This short story is an entry in the 2003 Soc.Sexuality.Spanking Summer Short Story Contest and is copyright by the author and commercial use is prohibited without permission.  Personal/private copies are permitted only if complete including the copyright notice.  The author would appreciate your comments

Category:  Edge
 

Orchids for Mrs Blandish

By

Valerie Meilong <meilong@excite.com>

I cried at her crematorium service; but only because my dad was crying.

He'd bought her a wreath of orchids.  Orchids for Mrs Blandish.  Ha!

She was my stepmother; they'd been married only twelve months.  My mother died when I was nine; twenty-five years ago.

The new bitch was the same age as me.  Sexy too; I'll admit that.  But brazen.

Her arrival changed my life.  I was relegated to my own room; access to dad's bed was stopped.  The bastard even stopped beating me.

He beat her, however.  She seemed to like that.  They never actually let me watch, but they used to leave the door slightly open knowing I was peaking through the crack listening to her shrieks when he used the cane.

Then they took to having sex on the sofa after the beatings.  I think she wanted to call me in to watch.  Perv!  Maybe I should have suggested that she watched me and dad doing it, like we used to do before she came?

God!  I hated her.  Why was I dropped?  I was still willing and available.

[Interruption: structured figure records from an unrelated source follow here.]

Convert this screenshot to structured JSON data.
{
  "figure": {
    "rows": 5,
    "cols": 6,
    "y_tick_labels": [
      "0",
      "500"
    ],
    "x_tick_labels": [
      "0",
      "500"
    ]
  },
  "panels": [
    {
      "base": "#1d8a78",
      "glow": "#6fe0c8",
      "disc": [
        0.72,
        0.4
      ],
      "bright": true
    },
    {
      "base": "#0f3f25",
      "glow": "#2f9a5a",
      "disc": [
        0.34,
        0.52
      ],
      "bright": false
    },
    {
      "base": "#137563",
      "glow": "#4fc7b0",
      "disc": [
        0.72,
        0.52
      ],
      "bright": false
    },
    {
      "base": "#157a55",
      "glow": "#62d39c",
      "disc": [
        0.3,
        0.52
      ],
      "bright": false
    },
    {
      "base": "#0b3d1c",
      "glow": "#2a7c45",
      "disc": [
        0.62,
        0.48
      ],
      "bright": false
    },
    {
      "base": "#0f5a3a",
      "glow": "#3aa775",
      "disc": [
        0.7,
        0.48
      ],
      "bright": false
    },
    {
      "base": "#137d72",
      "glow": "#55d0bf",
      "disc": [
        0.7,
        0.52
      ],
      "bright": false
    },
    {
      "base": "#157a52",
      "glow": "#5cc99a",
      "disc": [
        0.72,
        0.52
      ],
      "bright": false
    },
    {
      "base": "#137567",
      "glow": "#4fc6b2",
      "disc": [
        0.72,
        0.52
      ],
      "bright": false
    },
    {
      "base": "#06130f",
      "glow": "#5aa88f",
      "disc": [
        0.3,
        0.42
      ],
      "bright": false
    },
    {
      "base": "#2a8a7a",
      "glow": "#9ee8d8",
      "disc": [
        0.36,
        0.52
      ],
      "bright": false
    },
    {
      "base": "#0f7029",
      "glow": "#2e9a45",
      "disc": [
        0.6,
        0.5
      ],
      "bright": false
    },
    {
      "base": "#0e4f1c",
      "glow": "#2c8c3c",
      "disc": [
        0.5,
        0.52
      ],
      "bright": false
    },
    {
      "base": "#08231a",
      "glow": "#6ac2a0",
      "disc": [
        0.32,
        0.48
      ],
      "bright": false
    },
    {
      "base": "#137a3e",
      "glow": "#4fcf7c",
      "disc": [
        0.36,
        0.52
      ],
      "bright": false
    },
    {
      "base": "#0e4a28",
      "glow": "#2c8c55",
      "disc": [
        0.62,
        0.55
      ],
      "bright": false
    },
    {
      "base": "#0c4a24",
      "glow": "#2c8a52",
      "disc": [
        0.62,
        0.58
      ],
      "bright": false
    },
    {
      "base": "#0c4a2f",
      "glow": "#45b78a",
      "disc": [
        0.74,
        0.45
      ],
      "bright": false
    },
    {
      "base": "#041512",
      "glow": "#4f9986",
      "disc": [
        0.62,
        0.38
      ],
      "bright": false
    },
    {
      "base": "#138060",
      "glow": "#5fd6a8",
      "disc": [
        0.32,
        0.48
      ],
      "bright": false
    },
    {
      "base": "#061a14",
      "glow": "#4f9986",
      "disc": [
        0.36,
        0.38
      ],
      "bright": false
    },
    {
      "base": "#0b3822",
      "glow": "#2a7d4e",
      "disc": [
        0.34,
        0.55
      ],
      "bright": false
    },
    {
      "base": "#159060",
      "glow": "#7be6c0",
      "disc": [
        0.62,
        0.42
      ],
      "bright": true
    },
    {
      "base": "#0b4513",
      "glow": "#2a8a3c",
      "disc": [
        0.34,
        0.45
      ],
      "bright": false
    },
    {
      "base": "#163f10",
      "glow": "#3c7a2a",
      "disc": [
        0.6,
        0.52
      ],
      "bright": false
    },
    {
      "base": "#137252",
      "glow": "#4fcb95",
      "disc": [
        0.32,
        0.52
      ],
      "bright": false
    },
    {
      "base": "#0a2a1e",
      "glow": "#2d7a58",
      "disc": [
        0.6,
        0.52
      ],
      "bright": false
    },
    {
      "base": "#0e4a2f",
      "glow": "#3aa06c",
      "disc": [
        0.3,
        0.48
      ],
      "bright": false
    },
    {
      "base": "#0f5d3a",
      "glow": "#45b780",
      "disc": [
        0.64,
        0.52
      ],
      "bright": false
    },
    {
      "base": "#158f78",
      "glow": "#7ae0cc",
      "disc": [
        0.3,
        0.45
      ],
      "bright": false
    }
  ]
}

I remember the first night I slept with dad, a month after mother's funeral.  I'd had a bad dream and I crept into the bed like I used to when mother was alive.  He still slept in the nude and I remember the feel of his bare thigh between my legs, and the feel of his hand on my bottom.  I didn't mind.  Bottoms were allowed.

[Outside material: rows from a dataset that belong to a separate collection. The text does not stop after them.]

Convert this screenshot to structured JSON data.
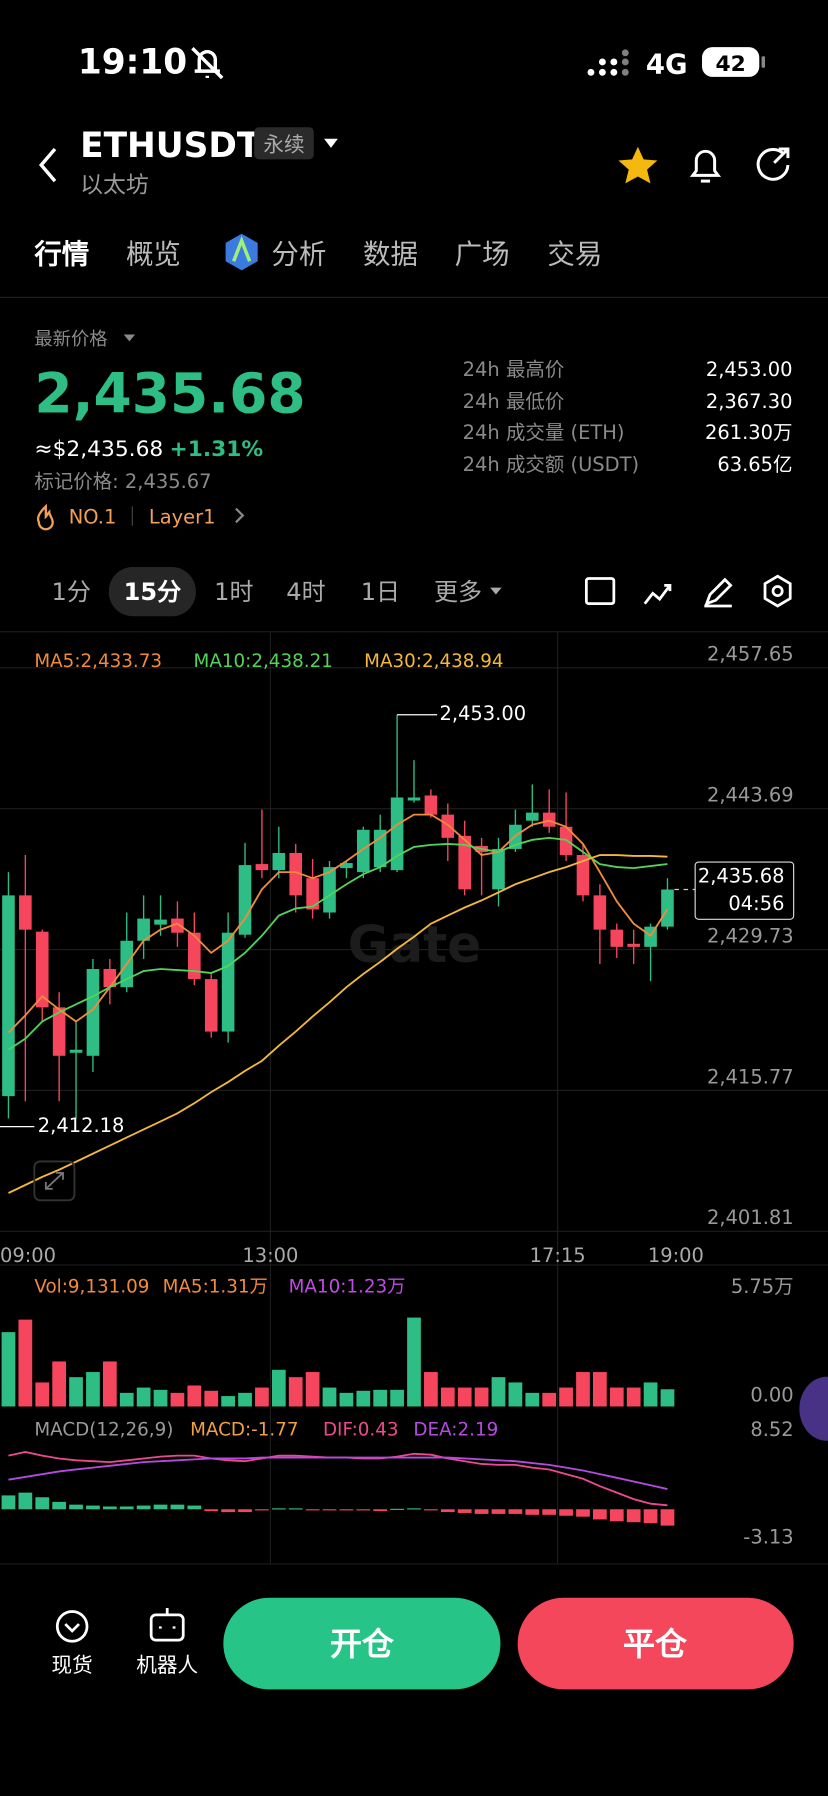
{
  "status_bar": {
    "time": "19:10",
    "network": "4G",
    "battery": "42"
  },
  "header": {
    "symbol": "ETHUSDT",
    "badge": "永续",
    "name": "以太坊"
  },
  "tabs": [
    "行情",
    "概览",
    "分析",
    "数据",
    "广场",
    "交易"
  ],
  "price_panel": {
    "label": "最新价格",
    "price": "2,435.68",
    "usd_price": "≈$2,435.68",
    "change": "+1.31%",
    "mark_price": "标记价格: 2,435.67",
    "tags": [
      "NO.1",
      "Layer1"
    ],
    "stats": [
      {
        "label": "24h 最高价",
        "value": "2,453.00"
      },
      {
        "label": "24h 最低价",
        "value": "2,367.30"
      },
      {
        "label": "24h 成交量 (ETH)",
        "value": "261.30万"
      },
      {
        "label": "24h 成交额 (USDT)",
        "value": "63.65亿"
      }
    ]
  },
  "intervals": [
    "1分",
    "15分",
    "1时",
    "4时",
    "1日",
    "更多"
  ],
  "chart_data": [
    {
      "type": "candlestick",
      "watermark": "Gate",
      "up_color": "#2ebd85",
      "down_color": "#f6465d",
      "x": [
        9.125,
        9.375,
        9.625,
        9.875,
        10.125,
        10.375,
        10.625,
        10.875,
        11.125,
        11.375,
        11.625,
        11.875,
        12.125,
        12.375,
        12.625,
        12.875,
        13.125,
        13.375,
        13.625,
        13.875,
        14.125,
        14.375,
        14.625,
        14.875,
        15.125,
        15.375,
        15.625,
        15.875,
        16.125,
        16.375,
        16.625,
        16.875,
        17.125,
        17.375,
        17.625,
        17.875,
        18.125,
        18.375,
        18.625,
        18.875
      ],
      "open": [
        2415.2,
        2435.1,
        2431.5,
        2424.0,
        2419.5,
        2419.2,
        2427.8,
        2426.0,
        2430.6,
        2432.2,
        2432.8,
        2431.4,
        2426.8,
        2421.6,
        2431.2,
        2438.2,
        2437.6,
        2439.3,
        2436.8,
        2433.4,
        2437.8,
        2437.4,
        2437.9,
        2437.6,
        2444.5,
        2445.0,
        2443.1,
        2441.0,
        2440.0,
        2435.7,
        2439.7,
        2442.5,
        2443.3,
        2441.9,
        2439.1,
        2435.1,
        2431.7,
        2430.3,
        2430.0,
        2432.0
      ],
      "high": [
        2437.4,
        2439.1,
        2431.7,
        2425.5,
        2422.6,
        2428.8,
        2428.8,
        2433.4,
        2435.1,
        2435.1,
        2434.5,
        2433.4,
        2427.3,
        2433.4,
        2440.3,
        2443.6,
        2441.9,
        2440.2,
        2438.7,
        2438.5,
        2438.5,
        2441.9,
        2443.1,
        2453.0,
        2448.5,
        2445.6,
        2444.2,
        2442.5,
        2440.8,
        2440.8,
        2443.6,
        2446.1,
        2445.6,
        2445.3,
        2440.2,
        2436.2,
        2432.3,
        2431.7,
        2432.3,
        2436.8
      ],
      "low": [
        2413.0,
        2414.7,
        2422.6,
        2414.7,
        2413.0,
        2417.6,
        2424.3,
        2425.5,
        2428.8,
        2431.1,
        2430.0,
        2426.2,
        2421.0,
        2420.5,
        2430.9,
        2436.8,
        2436.8,
        2433.4,
        2432.8,
        2432.8,
        2436.8,
        2436.8,
        2437.4,
        2437.4,
        2444.3,
        2442.8,
        2438.5,
        2435.1,
        2435.1,
        2434.0,
        2439.4,
        2441.9,
        2441.3,
        2438.5,
        2434.5,
        2428.3,
        2428.9,
        2428.3,
        2426.6,
        2431.7
      ],
      "close": [
        2435.1,
        2431.7,
        2424.0,
        2419.2,
        2419.8,
        2427.8,
        2426.0,
        2430.6,
        2432.8,
        2432.7,
        2431.4,
        2426.8,
        2421.6,
        2431.4,
        2438.1,
        2437.6,
        2439.3,
        2435.1,
        2433.7,
        2437.9,
        2438.3,
        2441.6,
        2441.6,
        2444.8,
        2444.8,
        2443.1,
        2440.8,
        2435.7,
        2439.4,
        2439.7,
        2442.1,
        2443.3,
        2441.9,
        2439.1,
        2435.1,
        2431.7,
        2430.0,
        2430.0,
        2432.0,
        2435.68
      ],
      "series": [
        {
          "name": "MA5:2,433.73",
          "color": "#f08a3c",
          "values": [
            2421.5,
            2423.2,
            2425.1,
            2423.8,
            2422.6,
            2423.8,
            2426.0,
            2428.3,
            2430.6,
            2431.7,
            2432.3,
            2431.1,
            2429.4,
            2430.6,
            2432.8,
            2435.7,
            2437.4,
            2437.4,
            2436.8,
            2437.4,
            2438.5,
            2439.7,
            2440.8,
            2442.1,
            2443.1,
            2443.1,
            2442.1,
            2440.6,
            2439.1,
            2439.4,
            2441.0,
            2442.1,
            2442.5,
            2441.9,
            2440.2,
            2437.4,
            2434.5,
            2432.3,
            2431.1,
            2433.73
          ]
        },
        {
          "name": "MA10:2,438.21",
          "color": "#52d35a",
          "values": [
            2419.8,
            2420.9,
            2422.6,
            2423.5,
            2424.3,
            2425.1,
            2426.0,
            2426.8,
            2427.6,
            2427.8,
            2427.7,
            2427.6,
            2427.4,
            2428.1,
            2429.4,
            2431.1,
            2433.1,
            2433.8,
            2434.0,
            2435.1,
            2436.2,
            2437.2,
            2437.9,
            2439.0,
            2439.9,
            2440.1,
            2440.2,
            2440.1,
            2439.7,
            2439.4,
            2440.1,
            2440.6,
            2440.8,
            2440.6,
            2439.4,
            2438.2,
            2437.9,
            2437.8,
            2438.0,
            2438.21
          ]
        },
        {
          "name": "MA30:2,438.94",
          "color": "#f3b83a",
          "values": [
            2405.6,
            2406.4,
            2407.2,
            2407.9,
            2408.7,
            2409.5,
            2410.3,
            2411.1,
            2411.9,
            2412.7,
            2413.5,
            2414.5,
            2415.6,
            2416.6,
            2417.7,
            2418.7,
            2420.2,
            2421.6,
            2423.1,
            2424.5,
            2426.0,
            2427.3,
            2428.5,
            2429.8,
            2431.0,
            2432.3,
            2433.1,
            2433.9,
            2434.6,
            2435.4,
            2436.2,
            2436.8,
            2437.4,
            2437.9,
            2438.5,
            2439.1,
            2439.1,
            2439.0,
            2439.0,
            2438.94
          ]
        }
      ],
      "xlim": [
        9,
        21.25
      ],
      "xticks": [
        {
          "value": 9,
          "label": "09:00"
        },
        {
          "value": 13,
          "label": "13:00"
        },
        {
          "value": 17.25,
          "label": "17:15"
        },
        {
          "value": 19,
          "label": "19:00"
        }
      ],
      "ylim": [
        2401.81,
        2461.17
      ],
      "yticks": [
        {
          "value": 2457.65,
          "label": "2,457.65"
        },
        {
          "value": 2443.69,
          "label": "2,443.69"
        },
        {
          "value": 2429.73,
          "label": "2,429.73"
        },
        {
          "value": 2415.77,
          "label": "2,415.77"
        },
        {
          "value": 2401.81,
          "label": "2,401.81"
        }
      ],
      "high_marker": {
        "value": 2453.0,
        "label": "2,453.00"
      },
      "low_marker": {
        "value": 2412.18,
        "label": "2,412.18"
      },
      "last_price": {
        "value": 2435.68,
        "label": "2,435.68",
        "countdown": "04:56"
      }
    },
    {
      "type": "bar",
      "legend": [
        {
          "label": "Vol:9,131.09",
          "color": "#f08a3c"
        },
        {
          "label": "MA5:1.31万",
          "color": "#f08a3c"
        },
        {
          "label": "MA10:1.23万",
          "color": "#c04be0"
        }
      ],
      "values": [
        3.93,
        4.59,
        1.27,
        2.38,
        1.55,
        1.82,
        2.38,
        0.72,
        1.0,
        0.88,
        0.72,
        1.11,
        0.83,
        0.55,
        0.72,
        1.0,
        1.94,
        1.55,
        1.82,
        1.0,
        0.72,
        0.83,
        0.88,
        0.88,
        4.7,
        1.82,
        1.0,
        1.0,
        1.0,
        1.55,
        1.27,
        0.72,
        0.72,
        1.0,
        1.82,
        1.82,
        1.0,
        1.0,
        1.27,
        0.91
      ],
      "ylim": [
        0,
        5.75
      ],
      "yticks": [
        {
          "value": 5.75,
          "label": "5.75万"
        },
        {
          "value": 0,
          "label": "0.00"
        }
      ]
    },
    {
      "type": "macd",
      "legend": [
        {
          "label": "MACD(12,26,9)",
          "color": "#9a9a9a"
        },
        {
          "label": "MACD:-1.77",
          "color": "#f0a040"
        }
      ],
      "histogram": [
        1.5,
        1.8,
        1.3,
        0.8,
        0.5,
        0.4,
        0.3,
        0.3,
        0.4,
        0.5,
        0.5,
        0.4,
        -0.2,
        -0.3,
        -0.3,
        -0.1,
        0.1,
        0.1,
        -0.1,
        -0.1,
        -0.1,
        -0.1,
        -0.2,
        0.05,
        0.1,
        -0.1,
        -0.3,
        -0.4,
        -0.5,
        -0.5,
        -0.5,
        -0.6,
        -0.6,
        -0.7,
        -0.8,
        -1.1,
        -1.3,
        -1.4,
        -1.5,
        -1.77
      ],
      "series": [
        {
          "name": "DIF:0.43",
          "color": "#ec4a8e",
          "values": [
            5.8,
            6.2,
            5.8,
            5.5,
            5.3,
            5.2,
            5.1,
            5.3,
            5.5,
            5.7,
            5.8,
            5.8,
            5.5,
            5.3,
            5.2,
            5.5,
            5.8,
            5.8,
            5.7,
            5.6,
            5.6,
            5.5,
            5.5,
            5.7,
            6.0,
            5.9,
            5.5,
            5.2,
            4.9,
            4.8,
            4.8,
            4.5,
            4.3,
            3.8,
            3.3,
            2.5,
            1.8,
            1.1,
            0.6,
            0.43
          ]
        },
        {
          "name": "DEA:2.19",
          "color": "#b44be0",
          "values": [
            3.2,
            3.5,
            3.8,
            4.1,
            4.3,
            4.5,
            4.7,
            4.9,
            5.1,
            5.2,
            5.3,
            5.4,
            5.5,
            5.5,
            5.5,
            5.6,
            5.6,
            5.6,
            5.6,
            5.6,
            5.6,
            5.6,
            5.6,
            5.6,
            5.6,
            5.6,
            5.6,
            5.5,
            5.4,
            5.3,
            5.2,
            5.0,
            4.8,
            4.5,
            4.2,
            3.8,
            3.4,
            3.0,
            2.6,
            2.19
          ]
        }
      ],
      "ylim": [
        -3.13,
        8.52
      ],
      "yticks": [
        8.52,
        -3.13
      ]
    }
  ],
  "actions": {
    "nav": [
      "现货",
      "机器人"
    ],
    "open": "开仓",
    "close": "平仓"
  }
}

He was a lousy single-parent; often forgot the laundry.  Many times I had to get into his bed naked because there was no clean nightdress.

I remember my first spanking, though I forget what for.  Bare bottom too.  That was OK.  Bare bottoms are allowed.  It hurt.  I cried.  But when we cuddled in bed afterwards it felt nice.  All warmly.

From then on he always took down my knickers to beat me.  Sexy!  And I adored the pain.

At twelve I got my first caning.  Painful but so exhilarating!  Afterwards he kissed my bottom to =make it better==.  Nice.  Then he kissed me between my legs.  I was frightened, but after all he was my dad.  He was entitled to do that if he wanted to.

Shortly after, he started doing grown-up things to me, er...you know what.  I liked that.  But best of all I loved the beatings.  I used to pretend they were in anticipation of our being naughty, and the pain was a penance before God.

I left school and got a job.  I continued sharing his bed.  Life was good.

Then he met the bitch, and they married.  My life went downhill.

She liked Guinness, so she didn't notice the rat poison.  I used small doses for three months and the doctor got bored with her complaining.  Nobody realised why she died.

I hoped things would then get back to normal, but nothing I did or said roused him to even think of beating me.

I've decided.  He'll be next.

The End

© Copyright Valerie Meilong 30 July 2003

Reviews

Kessily
Wow... yeah that was edgy all right.  The subject matter squicks me...but the writing is powerful.  In a way it's more powerful because the girl seems to be speaking in monotone...like she is completely calm and has simply made her choice.

It really goes to show you how much abuse can mess with a person's head.  I found it very believable.  Her attraction to the man who had abused her because he was giving her things she wanted.  Attention, love (though twisted), pleasure, and pain that she craved.  Even though it was sick and twisted for him to do those things to her she wanted him to continue.  She wanted the abuse which is natural for some people...It was incredibly moving to picture her begging him to beat her, or rant jealously because he had found an adult to take her place.

Very squicky but very good

Sir Hal    <janhal(at)midsouth(dot)rr(dot)com>
This is a well constructed story.  I loved the twist at the end.  I thought that the word pictures were clear and interesting.  I wonder what type of Orchids they were.  At times, I really enjoy a story like this because it allows me to suspend belief and just enjoy.  I love to try and crawl into the writers head with this type of story.  I know the feeling.  Keep up the good work

Pablo    <pablo(dot)stubbs(at)newsguy(dot)com>
There's a gleeful pulp-fiction amorality here, which is entirely appropriate given the borrowing in the title.  The success of this sort of first-person account depends a lot on how the voice is carried off, though, and I'm not sure it quite works.  It's neither eloquently brazen in a Chandler-esque mode, nor disturbing in a subtle and dreamy way.  It's maybe a bit too matter-of-fact.  Nevertheless, there's much here to crunch and chew on, and it has a strong taste.